Do We See Scale?

In my final post I consider whether all our visual cues to scale function at the level of cognition rather than vision, and the kind of theory that ‘vision without scale’ would imply.

1. Physiological Cues

There are two aspects to 3D vision: shape and scale. So far we have discussed questions regarding shape; specifically, which cues contribute to the perception of 3D shape, and which cues merely contribute to its cognition? But the question of scale is just as important; namely, can we differentiate a small object up close from a large object far away?

It is at this stage that vision science typically shifts from optics (analysis of the retinal image) to physiology (analysis of muscular sensations). Since Kepler (1604) and Descartes (1637) the emphasis has been on two specific physiological cues to distance:

1. Vergence: The closer an object is, the more the eyes have to rotate towards each other in order to fixate upon it.

2. Accommodation: The closer an object is, the more the lens in the eye has to increase in power to bring the object into focus.
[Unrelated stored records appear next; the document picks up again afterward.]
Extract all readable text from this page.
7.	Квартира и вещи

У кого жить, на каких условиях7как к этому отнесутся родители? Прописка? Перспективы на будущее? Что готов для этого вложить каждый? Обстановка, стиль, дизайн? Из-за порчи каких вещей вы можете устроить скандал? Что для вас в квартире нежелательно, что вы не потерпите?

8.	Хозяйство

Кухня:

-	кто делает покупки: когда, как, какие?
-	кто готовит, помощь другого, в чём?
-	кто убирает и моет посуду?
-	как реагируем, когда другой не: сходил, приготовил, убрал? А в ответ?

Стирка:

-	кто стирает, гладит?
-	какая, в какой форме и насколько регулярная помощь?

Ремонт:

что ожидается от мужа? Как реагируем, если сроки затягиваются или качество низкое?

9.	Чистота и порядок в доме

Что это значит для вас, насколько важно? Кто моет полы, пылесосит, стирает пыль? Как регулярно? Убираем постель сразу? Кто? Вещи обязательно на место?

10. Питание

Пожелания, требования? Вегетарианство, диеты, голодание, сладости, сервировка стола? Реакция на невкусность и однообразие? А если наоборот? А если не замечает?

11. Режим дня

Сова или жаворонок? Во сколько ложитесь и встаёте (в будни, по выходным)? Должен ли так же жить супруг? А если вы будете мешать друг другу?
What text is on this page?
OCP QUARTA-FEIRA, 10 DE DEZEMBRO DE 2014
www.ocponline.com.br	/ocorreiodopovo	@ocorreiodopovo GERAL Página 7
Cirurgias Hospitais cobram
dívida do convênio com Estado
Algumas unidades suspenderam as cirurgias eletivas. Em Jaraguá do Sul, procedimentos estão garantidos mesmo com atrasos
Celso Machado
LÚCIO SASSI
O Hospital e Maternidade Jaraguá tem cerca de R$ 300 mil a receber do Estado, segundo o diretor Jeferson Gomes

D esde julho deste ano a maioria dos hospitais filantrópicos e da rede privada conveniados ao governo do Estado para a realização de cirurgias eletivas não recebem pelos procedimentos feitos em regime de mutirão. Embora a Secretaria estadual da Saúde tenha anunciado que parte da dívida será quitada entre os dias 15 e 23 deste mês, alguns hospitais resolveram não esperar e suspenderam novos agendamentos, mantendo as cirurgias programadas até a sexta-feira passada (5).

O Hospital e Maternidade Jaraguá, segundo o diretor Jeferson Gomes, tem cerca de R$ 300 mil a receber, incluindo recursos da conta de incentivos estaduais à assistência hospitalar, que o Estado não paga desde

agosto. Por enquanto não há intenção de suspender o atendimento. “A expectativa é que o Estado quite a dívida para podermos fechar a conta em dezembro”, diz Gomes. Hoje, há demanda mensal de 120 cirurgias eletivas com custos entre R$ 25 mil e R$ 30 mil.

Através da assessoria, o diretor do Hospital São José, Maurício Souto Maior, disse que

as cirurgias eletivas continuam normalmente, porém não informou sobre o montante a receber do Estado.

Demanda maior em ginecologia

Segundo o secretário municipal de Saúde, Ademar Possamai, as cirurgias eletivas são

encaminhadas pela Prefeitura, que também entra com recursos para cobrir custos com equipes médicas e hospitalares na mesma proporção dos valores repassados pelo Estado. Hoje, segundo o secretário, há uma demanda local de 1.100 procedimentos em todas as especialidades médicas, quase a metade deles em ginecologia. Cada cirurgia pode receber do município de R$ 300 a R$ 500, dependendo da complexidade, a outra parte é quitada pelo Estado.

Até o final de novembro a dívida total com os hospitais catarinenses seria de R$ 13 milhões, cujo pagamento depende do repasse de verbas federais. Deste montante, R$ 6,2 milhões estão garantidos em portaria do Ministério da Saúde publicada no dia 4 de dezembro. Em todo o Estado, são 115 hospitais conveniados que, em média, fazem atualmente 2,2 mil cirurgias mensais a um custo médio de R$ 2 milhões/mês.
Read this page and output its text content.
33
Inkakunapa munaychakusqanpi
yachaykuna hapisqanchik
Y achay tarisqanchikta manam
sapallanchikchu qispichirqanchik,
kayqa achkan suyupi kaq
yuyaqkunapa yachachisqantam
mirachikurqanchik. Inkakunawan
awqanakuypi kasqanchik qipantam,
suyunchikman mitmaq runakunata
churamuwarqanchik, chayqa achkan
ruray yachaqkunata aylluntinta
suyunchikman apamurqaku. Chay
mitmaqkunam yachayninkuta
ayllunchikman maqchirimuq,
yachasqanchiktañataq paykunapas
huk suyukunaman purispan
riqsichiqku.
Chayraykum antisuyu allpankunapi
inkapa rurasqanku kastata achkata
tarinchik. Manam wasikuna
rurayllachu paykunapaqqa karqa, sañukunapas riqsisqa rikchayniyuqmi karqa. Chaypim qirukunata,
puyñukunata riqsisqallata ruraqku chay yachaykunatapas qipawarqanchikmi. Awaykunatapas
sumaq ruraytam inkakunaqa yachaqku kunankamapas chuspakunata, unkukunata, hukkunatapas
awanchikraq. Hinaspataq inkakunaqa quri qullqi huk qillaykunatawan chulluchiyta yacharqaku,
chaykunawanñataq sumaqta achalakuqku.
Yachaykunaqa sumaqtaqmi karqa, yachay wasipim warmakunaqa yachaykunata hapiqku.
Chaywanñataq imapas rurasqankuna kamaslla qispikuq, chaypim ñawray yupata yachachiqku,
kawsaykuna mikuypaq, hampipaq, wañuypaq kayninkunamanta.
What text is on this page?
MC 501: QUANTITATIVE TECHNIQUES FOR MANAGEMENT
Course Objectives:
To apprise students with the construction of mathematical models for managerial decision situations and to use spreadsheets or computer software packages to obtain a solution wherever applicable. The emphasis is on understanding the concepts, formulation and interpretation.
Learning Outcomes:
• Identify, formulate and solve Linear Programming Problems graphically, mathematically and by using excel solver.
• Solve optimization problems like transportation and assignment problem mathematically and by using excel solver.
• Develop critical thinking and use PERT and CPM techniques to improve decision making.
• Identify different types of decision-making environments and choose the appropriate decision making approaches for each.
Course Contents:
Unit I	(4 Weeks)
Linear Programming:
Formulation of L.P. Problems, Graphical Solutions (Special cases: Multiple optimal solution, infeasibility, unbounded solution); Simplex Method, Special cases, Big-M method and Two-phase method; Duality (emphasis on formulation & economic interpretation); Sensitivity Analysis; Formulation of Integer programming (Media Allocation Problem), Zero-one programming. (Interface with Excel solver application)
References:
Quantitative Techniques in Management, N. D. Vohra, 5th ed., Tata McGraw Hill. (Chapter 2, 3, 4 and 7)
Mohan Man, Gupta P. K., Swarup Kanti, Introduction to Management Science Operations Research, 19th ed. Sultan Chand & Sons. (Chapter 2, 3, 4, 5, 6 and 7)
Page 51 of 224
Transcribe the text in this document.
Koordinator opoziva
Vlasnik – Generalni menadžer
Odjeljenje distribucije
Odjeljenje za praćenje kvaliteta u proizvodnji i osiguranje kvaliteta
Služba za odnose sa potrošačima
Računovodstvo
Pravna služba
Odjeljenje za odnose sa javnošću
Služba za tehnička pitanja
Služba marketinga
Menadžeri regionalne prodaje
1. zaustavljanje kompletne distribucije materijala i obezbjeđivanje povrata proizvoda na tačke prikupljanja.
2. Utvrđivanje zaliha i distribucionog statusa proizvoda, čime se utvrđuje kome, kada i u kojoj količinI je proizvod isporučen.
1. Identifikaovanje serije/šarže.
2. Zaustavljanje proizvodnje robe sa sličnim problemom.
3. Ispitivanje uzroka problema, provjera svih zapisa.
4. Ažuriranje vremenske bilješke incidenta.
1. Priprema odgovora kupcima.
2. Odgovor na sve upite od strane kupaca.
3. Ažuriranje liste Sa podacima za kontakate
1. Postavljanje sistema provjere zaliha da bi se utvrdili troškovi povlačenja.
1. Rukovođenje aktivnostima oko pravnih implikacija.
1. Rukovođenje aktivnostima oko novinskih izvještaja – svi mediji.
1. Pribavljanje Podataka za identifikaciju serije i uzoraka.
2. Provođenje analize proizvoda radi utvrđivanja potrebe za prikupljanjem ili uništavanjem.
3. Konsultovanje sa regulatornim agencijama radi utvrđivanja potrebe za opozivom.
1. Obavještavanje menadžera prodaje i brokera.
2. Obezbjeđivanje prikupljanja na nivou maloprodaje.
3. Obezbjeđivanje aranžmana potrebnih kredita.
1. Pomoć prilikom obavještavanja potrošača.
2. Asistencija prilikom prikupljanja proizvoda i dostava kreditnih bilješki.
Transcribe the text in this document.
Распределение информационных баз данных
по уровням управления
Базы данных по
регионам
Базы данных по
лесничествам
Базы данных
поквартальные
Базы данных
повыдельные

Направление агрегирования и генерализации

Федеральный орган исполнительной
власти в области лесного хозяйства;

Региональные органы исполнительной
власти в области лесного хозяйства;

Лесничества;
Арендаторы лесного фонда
The general consensus is that vergence is a relatively strong cue to distance, at least in reaching space (with a change of 10cm in the vergence-specified distance of the target equating to an average perceived change of 8.6cm: see Mon-Williams & Tresilian, 1999), whilst accommodation is a relatively weak cue to distance in reaching space (with a change of 10cm in the accommodation-specified distance of the target equating to an average perceived change of 2.7cm: see Fisher & Ciuffreda, 1988). The orthodox position is therefore that the visual system uses vergence to scale the distance, size, and even the depth, of objects in the visual scene (Foley, 1980).

But the worry I explore in my book is that experiments on vergence as a distance cue typically rely on having subjects in a dark room, and then suddenly presenting them with objects as close as 20cm, which they then have to suddenly converge upon. Testing vergence in this way is going to introduce a number of confounding cues:

1. Diplopia: Initial double vision of the stimulus, which is known to affect distance judgements (Morrison & Whiteside, 1984).

2. Change in the Retinal Image: The subject is going to see the stimulus going from double to single as they converge upon it.

3. Proprioceptive sensation: Subjects will be directly aware of the physical sensation of their eyes suddenly rotating.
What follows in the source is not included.